JAKARTA, KOMPAS.com — Wakil Kepala Divisi Humas Mabes Polri Brigjen (Pol) Sulistyo Ishak mengatakan, para mantan penyidik Direktorat II Perpajakan dan Ekonomi Khusus Bareskrim yang diperiksa oleh Divisi Profesi dan Pengamanan (Propam) Polri diduga melakukan banyak pelanggaran kode etik profesi. Mereka diduga melakukan pelanggaran saat menangani perkara Gayus Halomoan Tambunan.
"Ada beberapa prosedur yang tidak dilakukan semestinya, makanya dianggap pelanggaran profesi. List-nya (pelanggaran) banyak banget," ucap Sulistyo di Mabes Polri, Sabtu (3/4/2010).
Sulistyo menjelaskan, pelanggaran yang mereka lakukan di antaranya tidak melakukan penahanan Gayus setelah ditetapkan sebagai tersangka dalam perkara korupsi, pencucian uang, dan penggelapan uang Rp 395 juta. "Barang bukti yang seharusnya disita ini tidak disita," ucap dia.
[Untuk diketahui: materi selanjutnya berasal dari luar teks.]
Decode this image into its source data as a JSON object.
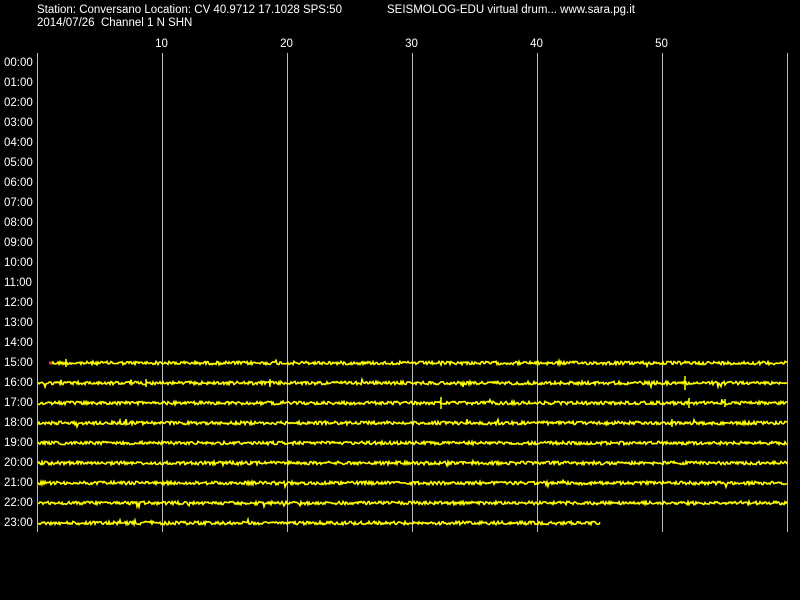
{
  "header": {
    "station": "Station: Conversano Location: CV 40.9712 17.1028 SPS:50",
    "source": "SEISMOLOG-EDU virtual drum... www.sara.pg.it",
    "date_channel": "2014/07/26  Channel 1 N SHN"
  },
  "minute_labels": [
    "10",
    "20",
    "30",
    "40",
    "50"
  ],
  "hour_labels": [
    "00:00",
    "01:00",
    "02:00",
    "03:00",
    "04:00",
    "05:00",
    "06:00",
    "07:00",
    "08:00",
    "09:00",
    "10:00",
    "11:00",
    "12:00",
    "13:00",
    "14:00",
    "15:00",
    "16:00",
    "17:00",
    "18:00",
    "19:00",
    "20:00",
    "21:00",
    "22:00",
    "23:00"
  ]
}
Seperti diberitakan, beberapa orang yang sedang ditangani oleh Propam, yaitu Direktur Direktorat II Perpajakan dan Eksus Bareskrim Brigjen (Pol) Raja Erizman dan mantan atasan Raja, Brigjen (Pol) Edmond Ilyas, telah ditetapkan sebagai terperiksa.
Selain itu, bawahan kedua jenderal itu, yaitu Kombes Pambudi Pamungkas dan Kombes Eko Budi Sampurno, telah dinonaktifkan dalam jabatan. Sedangkan Kompol Arafat dan AKP Sri Sumartini telah ditetapkan tersangka dan ditahan.